Certaines directions m’ont dit et me disent encore : « Laisse-les faire elles-mêmes les horaires, ainsi, elles se débrouillent ! » ; ce qui va très bien quand les équipes fonctionnent sur un registre démocratique. Quand c’est moins harmonieux, ce « Débrouillez-vous ! » sonne alors comme une démission. Quoi qu’il en soit et quelle que soit la manière de concevoir des horaires, quelques lectures me paraissent indispensables.

La toute première découverte que j’ai faite est que, selon Aristote, « l’égalité des parts n’existe que si les personnes sont égales »[1]. Seulement, dans le quotidien, les personnes ne le sont jamais. Le sentiment de justice ou d’injustice est par conséquent étroitement en lien avec le vécu et le ressenti de chacune. Non seulement avec ce qu’elle est en tant que personne, mais également avec ses valeurs. Si Marie adore se lever tôt pour travailler le matin et ensuite profiter de son après-midi pour se coucher tôt, elle trouvera profondément injuste de devoir assumer trois fermetures. Elle argumente ainsi : « Je ne peux rien faire le matin, et le soir, je me couche tôt, alors quand je rentre à 19h15, je ne fais plus rien. Tina qui travaille dans le même groupe que moi, elle est bien mieux lotie, car elle fait deux ouvertures et une seule fermeture. » (Pour information, Tina travaille trois jours et Marie cinq). On aurait envie de dire qu’il n’est pas possible de comparer ce qui n’est pas comparable. Seulement, cet argument, bien que légitime pour Marie, n’enlèvera rien à son sentiment d’injustice. C’est dans cette constellation que notre travail se réalise.

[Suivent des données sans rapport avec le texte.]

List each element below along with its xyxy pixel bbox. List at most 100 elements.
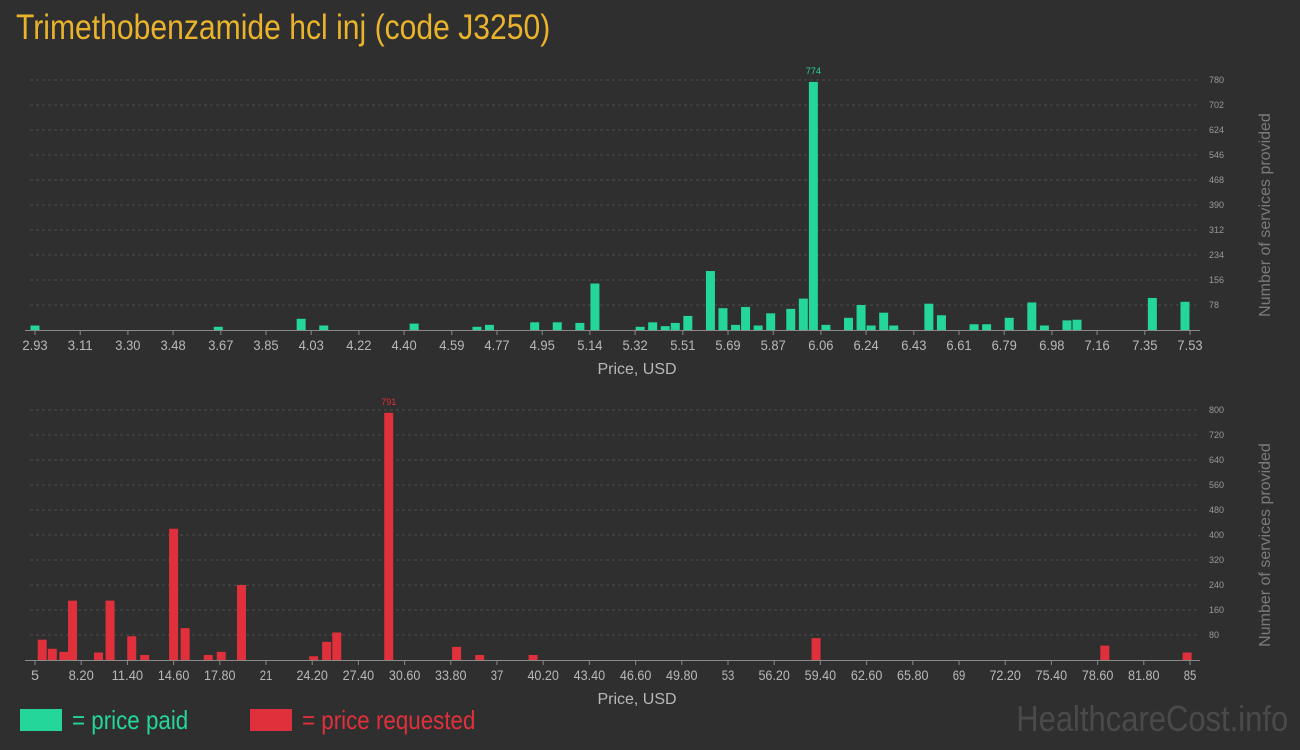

Il est toujours étonnant d’entendre des personnes qui s’estiment injustement traitées réclamer de la justice en mettant en avant une équité de traitement. Dans nos institutions, personne n’a jamais entendu dire que tout le monde devait être traité de la même manière, indépendamment de ses compétences, de ses capacités et de sa réalité. Personne n’y dit aujourd’hui que tout le monde doit recevoir le même salaire sans tenir compte de ses formations et de ses savoirs professionnels. En principe, on n’exige pas une équité absolue, mais on fait plutôt appel à une « inégalité juste ».

Revenons à nos horaires, au-delà des perceptions individuelles d’injustice, les différentes personnes évoquent aussi des « raisons justes » qui permettraient d’avoir congé les mercredis après-midi ou encore de ne jamais assumer d’ouverture. Il est alors considéré, en règle générale, comme « juste » que la maman célibataire puisse avoir congé les mercredis après-midi pour être avec ses enfants. Cet « apparemment juste » peut être remis en question si les conditions de son célibat ne semblent pas légitimer cette faveur. Je m’explique : si la maman en question touche une importante pension alimentaire de la part du père des enfants et que sa propre mère habite tout près et tient à s’occuper de ses petits-enfants, la « justesse » des mercredis après-midi de congé pourrait être remise en cause. Si par contre, la maman est perçue comme « en difficulté » dans la situation qu’elle subit, qu’elle n’a aucune aide et aucune famille, le fait d’avoir congé les mercredis après-midi et de n’assumer aucune ouverture, voire aucune fermeture, peut être considéré comme « juste ». Le sentiment de justesse, ou plutôt d’ « injustesse » a donc un côté individuel et un côté collectif, il est toujours contextualisé et reste fondamental.

Depuis deux ans, je suis une formation de « médiatrice ». Au cours de celle-ci, les questions de justice, d’équité et d’égalité ont été abordées à plusieurs reprises puisque le processus de médiation devrait servir, entre autres, à ce que les protagonistes puissent trouver un accord « juste » à leurs yeux.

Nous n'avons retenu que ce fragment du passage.